San Francisco residents and business owners have criticized the city's clean-up campaign for this week's Asia-Pacific Economic Cooperation (APEC) summit, saying attempts to push away the homeless and drug addicts from downtown is only a "Band-Aid" solution to a severe and year-around problem, the New York Post reported over the weekend.
The municipality has focused on seven intersections in the Tenderloin and South of Market neighborhoods, locations for some of the more concentrated encampments where drug-addled people high on fentanyl and heroin can be seen passed out on the streets, in order to spruce up for APEC, which will include a meeting between President Joe Biden and Chinese President Xi Jinping.
"They started clearing the tents earlier this week, and there is definitely a lot more police presence," South of Market resident and community activist Ricci Lee Wynne told the New York Post. "They've cleared out the tents that were near the Moscone Center on Howard Street, which tells me the city had the capability to do this all along — instead they just do the bare minimum."

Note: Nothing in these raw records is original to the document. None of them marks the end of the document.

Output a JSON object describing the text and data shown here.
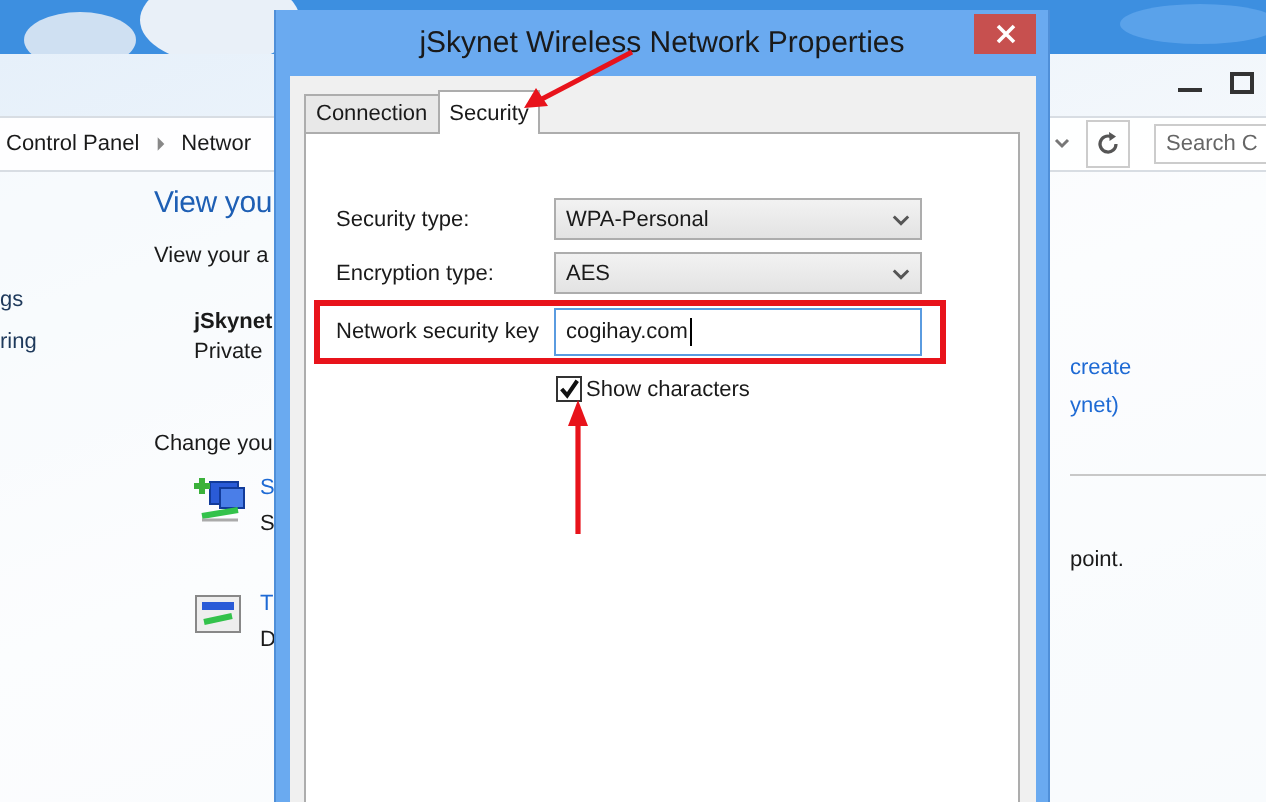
{
  "background_window": {
    "breadcrumb": [
      {
        "label": "Control Panel"
      },
      {
        "label": "Networ"
      }
    ],
    "search": {
      "placeholder": "Search C"
    },
    "left_pane": [
      "gs",
      "ring"
    ],
    "heading": "View you",
    "subheading": "View your a",
    "network": {
      "name": "jSkynet",
      "category": "Private"
    },
    "right_links": [
      "create",
      "ynet)"
    ],
    "change_heading": "Change you",
    "tasks": [
      {
        "kind": "add-network",
        "title": "S",
        "desc": "S"
      },
      {
        "kind": "troubleshoot",
        "title": "T",
        "desc": "D"
      }
    ],
    "note": "point."
  },
  "dialog": {
    "title": "jSkynet Wireless Network Properties",
    "tabs": [
      {
        "label": "Connection",
        "selected": false
      },
      {
        "label": "Security",
        "selected": true
      }
    ],
    "fields": [
      {
        "kind": "dropdown",
        "label": "Security type:",
        "value": "WPA-Personal",
        "highlighted": false
      },
      {
        "kind": "dropdown",
        "label": "Encryption type:",
        "value": "AES",
        "highlighted": false
      },
      {
        "kind": "text",
        "label": "Network security key",
        "value": "cogihay.com",
        "highlighted": true
      }
    ],
    "show_characters": {
      "label": "Show characters",
      "checked": true
    }
  }
}
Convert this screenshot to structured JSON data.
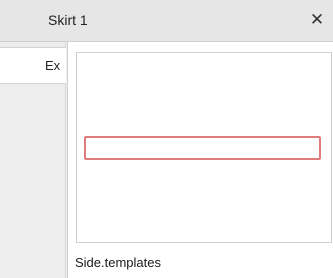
{
  "window": {
    "title": "Skirt 1",
    "close_glyph": "✕",
    "close_icon": "close-icon"
  },
  "sidebar": {
    "tab_label": "Ex"
  },
  "popup": {
    "caption": "Side.templates",
    "outline_color": "#e07b7b"
  }
}
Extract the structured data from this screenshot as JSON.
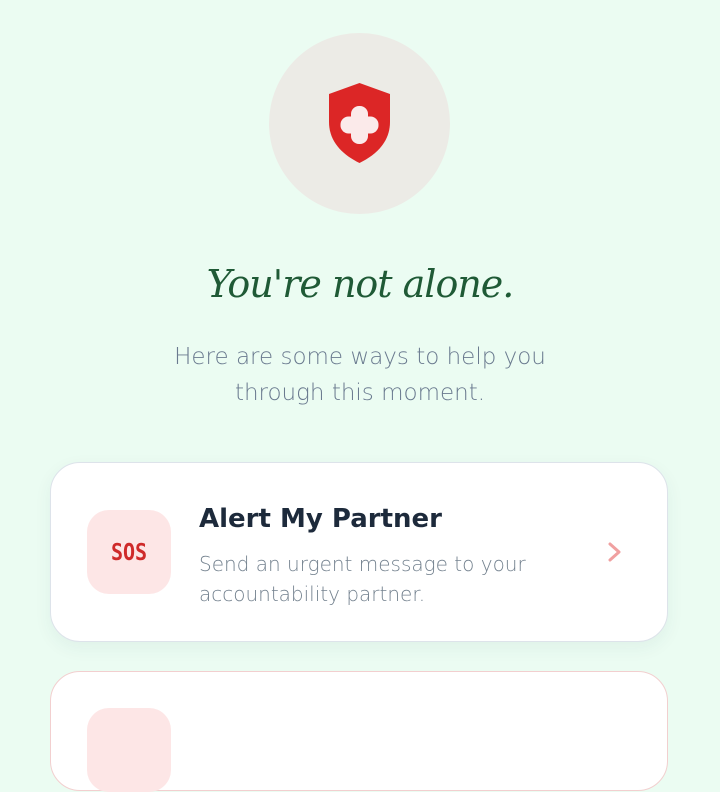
{
  "hero": {
    "icon": "shield-plus-icon",
    "icon_color": "#dc2626",
    "circle_color": "#ecebe6"
  },
  "headline": "You're not alone.",
  "subtitle": "Here are some ways to help you through this moment.",
  "colors": {
    "background": "#ebfcf2",
    "headline": "#1f5a36",
    "accent_red": "#cf2a2a",
    "icon_tile": "#fde6e6"
  },
  "cards": [
    {
      "icon": "sos-icon",
      "icon_label": "SOS",
      "title": "Alert My Partner",
      "description": "Send an urgent message to your accountability partner.",
      "chevron": "chevron-right-icon"
    },
    {
      "icon": "unknown-icon",
      "chevron": "chevron-right-icon"
    }
  ]
}
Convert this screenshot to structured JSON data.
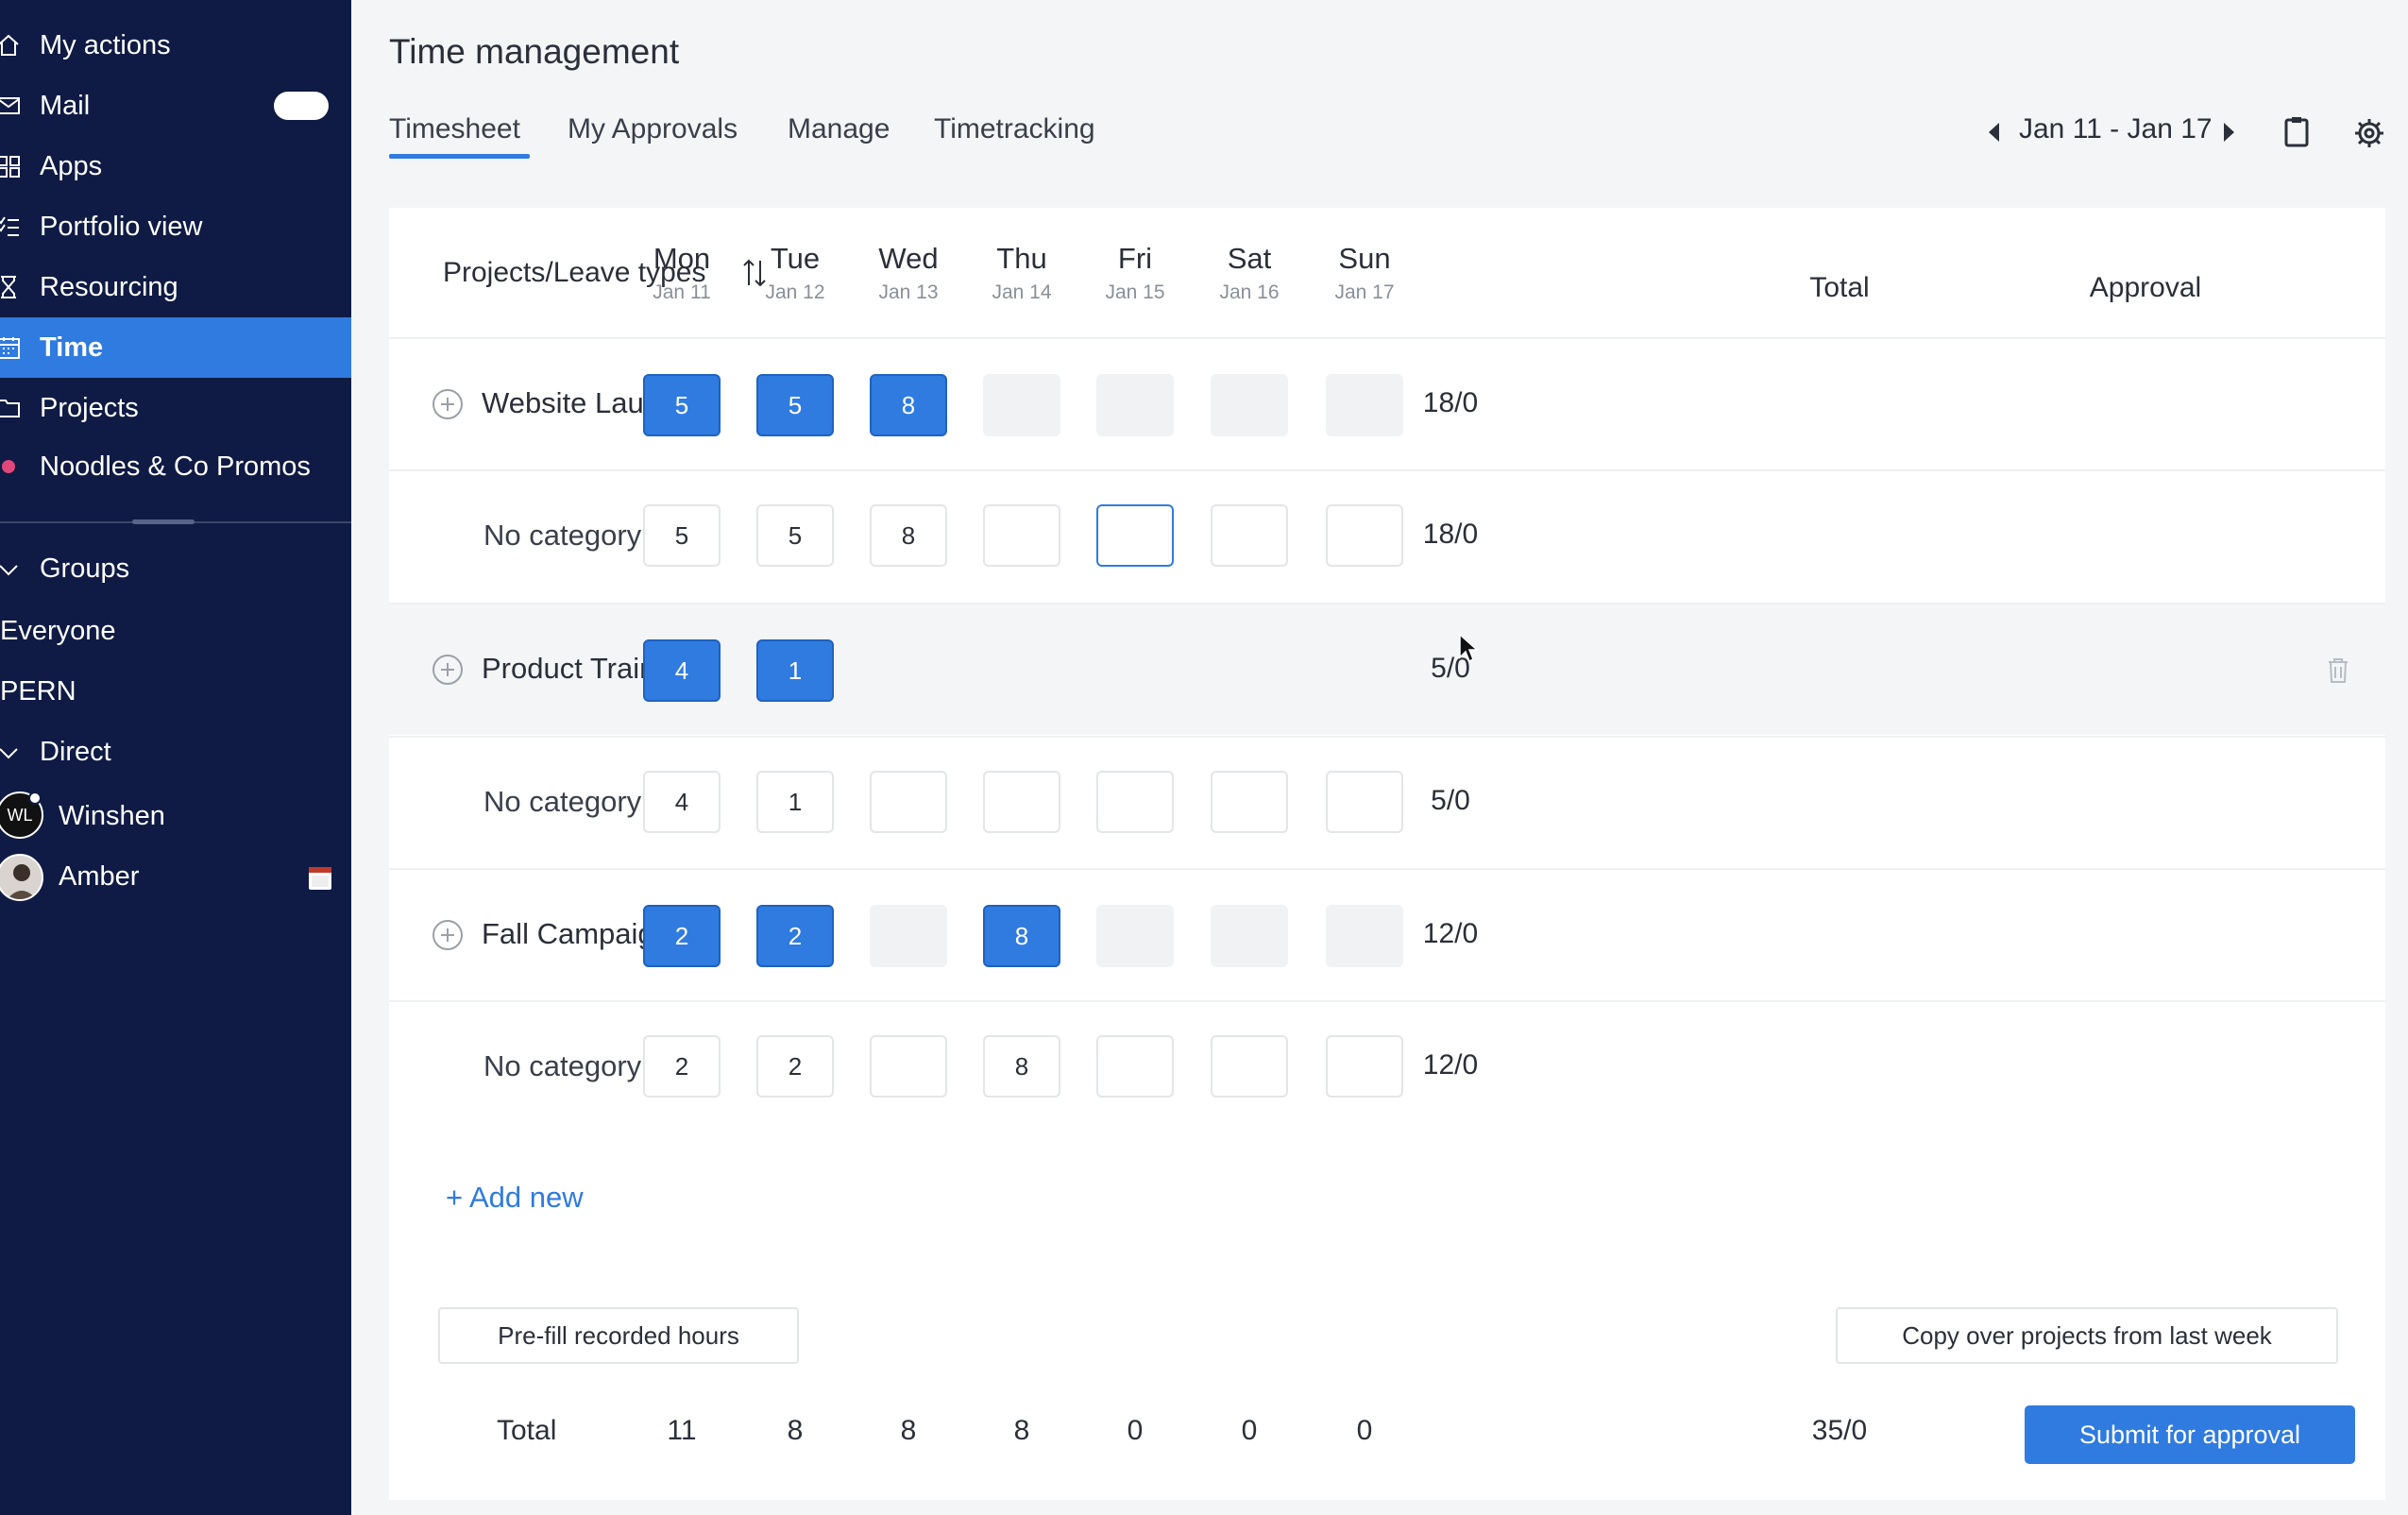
{
  "sidebar": {
    "items": [
      {
        "label": "My actions",
        "icon": "home-icon"
      },
      {
        "label": "Mail",
        "icon": "mail-icon"
      },
      {
        "label": "Apps",
        "icon": "grid-icon"
      },
      {
        "label": "Portfolio view",
        "icon": "list-check-icon"
      },
      {
        "label": "Resourcing",
        "icon": "hourglass-icon"
      },
      {
        "label": "Time",
        "icon": "calendar-icon",
        "active": true
      },
      {
        "label": "Projects",
        "icon": "folder-icon"
      },
      {
        "label": "Noodles & Co Promos",
        "icon": "dot-icon"
      }
    ],
    "groups_label": "Groups",
    "group_items": [
      "Everyone",
      "PERN"
    ],
    "direct_label": "Direct",
    "direct_items": [
      {
        "name": "Winshen",
        "initials": "WL"
      },
      {
        "name": "Amber"
      }
    ]
  },
  "header": {
    "title": "Time management",
    "tabs": [
      "Timesheet",
      "My Approvals",
      "Manage",
      "Timetracking"
    ],
    "active_tab": "Timesheet",
    "week_range": "Jan 11 - Jan 17"
  },
  "table": {
    "col_projects": "Projects/Leave types",
    "col_total": "Total",
    "col_approval": "Approval",
    "days": [
      {
        "name": "Mon",
        "date": "Jan 11"
      },
      {
        "name": "Tue",
        "date": "Jan 12"
      },
      {
        "name": "Wed",
        "date": "Jan 13"
      },
      {
        "name": "Thu",
        "date": "Jan 14"
      },
      {
        "name": "Fri",
        "date": "Jan 15"
      },
      {
        "name": "Sat",
        "date": "Jan 16"
      },
      {
        "name": "Sun",
        "date": "Jan 17"
      }
    ],
    "rows": [
      {
        "project": "Website Launch",
        "hours": [
          "5",
          "5",
          "8",
          "",
          "",
          "",
          ""
        ],
        "total": "18/0",
        "sub": "No category",
        "sub_hours": [
          "5",
          "5",
          "8",
          "",
          "",
          "",
          ""
        ],
        "sub_total": "18/0"
      },
      {
        "project": "Product Trainings",
        "hours": [
          "4",
          "1",
          "",
          "",
          "",
          "",
          ""
        ],
        "total": "5/0",
        "sub": "No category",
        "sub_hours": [
          "4",
          "1",
          "",
          "",
          "",
          "",
          ""
        ],
        "sub_total": "5/0"
      },
      {
        "project": "Fall Campaign",
        "hours": [
          "2",
          "2",
          "",
          "8",
          "",
          "",
          ""
        ],
        "total": "12/0",
        "sub": "No category",
        "sub_hours": [
          "2",
          "2",
          "",
          "8",
          "",
          "",
          ""
        ],
        "sub_total": "12/0"
      }
    ],
    "add_new": "+ Add new",
    "prefill_button": "Pre-fill recorded hours",
    "copy_button": "Copy over projects from last week",
    "total_label": "Total",
    "day_totals": [
      "11",
      "8",
      "8",
      "8",
      "0",
      "0",
      "0"
    ],
    "grand_total": "35/0",
    "submit_button": "Submit for approval"
  },
  "colors": {
    "sidebar_bg": "#0f1b44",
    "accent": "#2f7be0"
  }
}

Wynne added that "once APEC is gone, police presence will start to simmer down again, the tents will return. And it will slowly flare up again. What we need is a permanent solution."
Adam Mesnick, another South of Market resident and business owner, said he has seen temporary housing appear in hotels for some of the homeless over the past week.
"They are just essentially herding the problem around but offering no long-term solutions," Mesnick said. "I'm just outside what they consider the 'containment zone' for APEC, so the problem is getting pushed into my area, which is already pretty saturated with drug activity. I don't know if these tents will be in physical view during APEC, but it will be virtually impossible to eliminate all of that."
Mesnick harshly criticized city officials, saying that "they are very good at creating an illusion and they are very good at performance art. It's a Band-Aid and indicative of a poor administration. And you know, really at this point, the frustration couldn't be any louder.